Aliás, percebemos no percurso da história política do espaço territórial peninsular que hoje chamamos Reino da Espanha, uma sucessão de momentos conflituosos originados por uma situação anterior de intolerância que à sua vez teve a sua origem numa crise provocada por alguma perda territorial. A atidão centrípeta tem como contestação a ação centrífuga. Isto podemo-lo demonstrar centrando a nossa atenção nos seguintes momentos históricos:
A política imperial de Filipe II traz como conseqüência a guerra de Flandres. Seguidamente o debilitamento hispânico dos Áustrias menores traz o ideal centralista do Conde-Duque de Olivares que provoca tentativas de separação em Catalunha e Portugal, além de noutros territórios da península, mesmo em Andaluzia ou Aragão. Portugal logra a independência e Catalunha perde o Rossilhão. Estas guerras debilitam o poder hispânico que junto com a decadência física dos últimos Áustrias trazem como resultado a guerra de Sucessão, pela que têm que pagar com os Países Baixos do Sul e a Itália espanhola, Menorca, Gibraltar e territórios americanos.
Uma vez instalados os Bourbons impõe-se a Nova Planta e assentam o novo poder, mas com isto chega a crispação até as Américas que aproveitando a entrada dos franceses na península proclamam as suas independências. Como resposta a Espanha constitue-se em reino unitário e mais centralista, provocando à sua vez o surgimento das primeiras forças políticas que defendem os, chamados por eles, “nacionalismos periféricos”. Com a perda de Cuba, Porto-Rico e Filipinas, o nacionalismo espanhol cria o regeneracionismo e a reafirmação da vontade de “vertebração da Espanha” que ainda se tenta levar a cabo nos finais século XX e começos do XXI. Nesta linha dialética está o endurecimento do nacionalismo espanhol a final do século XX e a conseqüente reação dos nacionalismo galego, catalão e especialmente basco.

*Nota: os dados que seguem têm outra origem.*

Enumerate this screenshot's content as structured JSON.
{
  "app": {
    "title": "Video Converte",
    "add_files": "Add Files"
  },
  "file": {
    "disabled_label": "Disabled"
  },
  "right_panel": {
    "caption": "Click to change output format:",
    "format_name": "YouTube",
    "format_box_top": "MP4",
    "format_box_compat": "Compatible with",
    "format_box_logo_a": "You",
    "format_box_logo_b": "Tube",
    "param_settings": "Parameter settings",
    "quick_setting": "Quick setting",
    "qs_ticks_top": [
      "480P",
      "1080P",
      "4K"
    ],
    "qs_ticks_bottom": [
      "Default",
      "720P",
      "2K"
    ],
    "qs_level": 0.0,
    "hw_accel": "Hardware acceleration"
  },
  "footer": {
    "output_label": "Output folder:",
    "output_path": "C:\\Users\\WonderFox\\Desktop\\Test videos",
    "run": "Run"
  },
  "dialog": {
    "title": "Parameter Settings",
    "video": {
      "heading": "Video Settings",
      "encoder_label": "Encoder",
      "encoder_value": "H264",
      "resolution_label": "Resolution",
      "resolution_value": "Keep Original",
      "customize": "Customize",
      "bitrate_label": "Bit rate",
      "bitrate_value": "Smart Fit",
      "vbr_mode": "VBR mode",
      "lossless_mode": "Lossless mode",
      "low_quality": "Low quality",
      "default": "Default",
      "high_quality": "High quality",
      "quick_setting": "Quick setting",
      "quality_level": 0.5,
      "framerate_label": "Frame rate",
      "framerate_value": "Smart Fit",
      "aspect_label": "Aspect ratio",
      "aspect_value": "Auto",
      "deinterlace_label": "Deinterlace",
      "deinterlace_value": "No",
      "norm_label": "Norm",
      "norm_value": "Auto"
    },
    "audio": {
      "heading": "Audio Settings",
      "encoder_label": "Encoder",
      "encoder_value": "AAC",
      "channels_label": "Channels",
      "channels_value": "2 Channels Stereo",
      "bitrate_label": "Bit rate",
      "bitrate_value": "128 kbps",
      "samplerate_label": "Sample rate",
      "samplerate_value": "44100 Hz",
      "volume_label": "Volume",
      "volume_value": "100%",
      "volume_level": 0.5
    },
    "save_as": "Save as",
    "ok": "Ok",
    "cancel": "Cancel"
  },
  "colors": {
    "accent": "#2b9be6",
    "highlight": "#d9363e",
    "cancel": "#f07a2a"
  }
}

Todo isto fez da Espanha um projeto nacional tremendamente agressivo, repressor e violento, que criou reação por ali por onde passava: Os Países Baixos reagiram a uma imposição religiosa no Norte e económico-nacionalitária tanto no Norte como no Sul; Portugal reagiu a uma imposição económica, institucional, dinástica e de falta de respeito e cuidado com os seus interesses coloniais; as colonias espanholas da Itália e Franco Condado pagaram cara a política imperial espanhola no centro da Europa, vendo-se envoltas en guerras, desastres e mortes, os antes prósperos e pacíficos países; na América o poder espanhol vaziou de indígenas países inteiros e imensas zonas do continente, rebaixando os que ficaram a algo parecido a uma raça inferior; a mesma política de olhar narcisistamente o próprio umbigo posicionou os crioulos, filhos de espanhóis, a libertarem-se da vampírica metrópole que não foi o suficientemente lúzida como para decatar-se de que o abuso não é rendível...
Vê-se com isto que toda perda territorial radicaliza o espanholismo e este posicionamento radical leva consigo a contestação do “nacionalismo periférico” mais maduro do momento. Deduzimos que no momento em que escrevemos estas linhas, a agressividade centrípeta está preparando algo que não saberíamos concretizar por não sermos adivinhos, mas que podemos intuir.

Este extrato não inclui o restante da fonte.